If the market drops like it did a few years ago, the value of the investments goes down at the same time obligations go up - all during a time when business is bad. If you're not planning, budgeting and forecasting along the way, you can't be prepared for it.

You need to do an annual cashflow forecast, expense forecast and balance sheet forecast. It's managing a retiree payroll; and if you don't run it like you do every one of your other divisions, you're in for a big problem.

And now, employees sue employers for issues with their 401(k) plan. If you're a fiduciary, you can't offload the oversight, and you can't put the plan on autopilot. Do the investments line up properly? Are you doing things as a prudent person would do?

If you have a DB and DC plan, you need to have an overall umbrella policy from a funding and operational perspective on how to manage them.

 

EBN: Lastly, communication is an often neglected piece of the puzzle, but is crucial to a program's success.

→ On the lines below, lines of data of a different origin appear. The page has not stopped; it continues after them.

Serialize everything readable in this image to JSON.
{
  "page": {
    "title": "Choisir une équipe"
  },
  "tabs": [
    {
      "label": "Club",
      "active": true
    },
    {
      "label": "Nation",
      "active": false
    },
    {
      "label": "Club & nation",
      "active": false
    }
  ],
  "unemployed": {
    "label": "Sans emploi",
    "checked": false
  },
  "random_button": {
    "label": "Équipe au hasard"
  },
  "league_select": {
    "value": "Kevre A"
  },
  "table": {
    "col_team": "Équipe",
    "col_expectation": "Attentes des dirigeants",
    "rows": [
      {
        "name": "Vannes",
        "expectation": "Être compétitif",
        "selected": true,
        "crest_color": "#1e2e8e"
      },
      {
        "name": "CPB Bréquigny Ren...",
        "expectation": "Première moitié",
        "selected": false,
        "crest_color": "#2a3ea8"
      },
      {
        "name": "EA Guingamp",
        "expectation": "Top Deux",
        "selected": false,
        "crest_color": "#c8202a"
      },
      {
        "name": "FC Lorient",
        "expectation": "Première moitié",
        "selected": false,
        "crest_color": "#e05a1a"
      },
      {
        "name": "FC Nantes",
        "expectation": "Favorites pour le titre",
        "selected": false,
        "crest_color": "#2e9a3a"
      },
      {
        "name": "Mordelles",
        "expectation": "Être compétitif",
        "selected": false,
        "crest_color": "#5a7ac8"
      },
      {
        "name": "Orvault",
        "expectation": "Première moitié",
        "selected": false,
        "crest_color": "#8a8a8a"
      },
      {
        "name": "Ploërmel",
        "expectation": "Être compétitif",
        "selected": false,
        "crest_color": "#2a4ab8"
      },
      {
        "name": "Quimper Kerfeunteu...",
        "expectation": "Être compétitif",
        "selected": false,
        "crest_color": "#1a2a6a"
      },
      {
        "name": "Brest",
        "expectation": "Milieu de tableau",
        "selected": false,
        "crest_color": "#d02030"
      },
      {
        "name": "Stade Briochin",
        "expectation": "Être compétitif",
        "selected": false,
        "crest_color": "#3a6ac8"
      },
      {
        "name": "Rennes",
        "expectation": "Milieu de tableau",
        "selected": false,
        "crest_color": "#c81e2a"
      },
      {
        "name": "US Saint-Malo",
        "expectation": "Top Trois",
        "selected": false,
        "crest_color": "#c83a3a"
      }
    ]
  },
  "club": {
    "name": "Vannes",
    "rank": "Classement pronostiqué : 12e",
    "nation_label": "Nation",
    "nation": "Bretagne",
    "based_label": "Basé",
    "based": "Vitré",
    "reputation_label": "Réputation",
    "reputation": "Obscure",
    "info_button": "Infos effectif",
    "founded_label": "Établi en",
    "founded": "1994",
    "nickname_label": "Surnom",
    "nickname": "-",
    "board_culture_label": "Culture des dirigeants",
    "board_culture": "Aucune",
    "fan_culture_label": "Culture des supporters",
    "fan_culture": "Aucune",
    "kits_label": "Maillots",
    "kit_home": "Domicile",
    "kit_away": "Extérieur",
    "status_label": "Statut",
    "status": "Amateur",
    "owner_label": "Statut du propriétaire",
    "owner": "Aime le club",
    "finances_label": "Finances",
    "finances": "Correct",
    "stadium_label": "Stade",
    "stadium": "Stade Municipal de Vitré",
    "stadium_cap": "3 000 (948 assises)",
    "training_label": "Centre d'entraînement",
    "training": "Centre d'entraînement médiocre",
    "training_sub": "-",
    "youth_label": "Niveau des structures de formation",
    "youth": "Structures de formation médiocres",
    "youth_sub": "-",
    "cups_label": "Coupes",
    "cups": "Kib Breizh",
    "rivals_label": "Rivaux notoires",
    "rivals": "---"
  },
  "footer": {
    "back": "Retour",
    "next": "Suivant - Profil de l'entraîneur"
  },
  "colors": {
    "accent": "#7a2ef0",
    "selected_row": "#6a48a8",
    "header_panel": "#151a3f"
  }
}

What tips do you have for employers when communicating a post-recession total compensation strategy?

Dinkin: It's not just communicating during open enrollment when [employees] are electing benefits; it's an ongoing discussion about, "Here's how our pay system works, here are your opportunities to advance in the future, here are the criteria for you to get those opportunities to advance and, if you advance, here's how much money you'll make."

If you communicate to people openly and ongoing, they can't say they didn't know or didn't understand. In this environment, people don't want to change jobs if they don't have to. So, communicate that they have a career track that gives them opportunities for advancement and what the pay structure looks like if they do.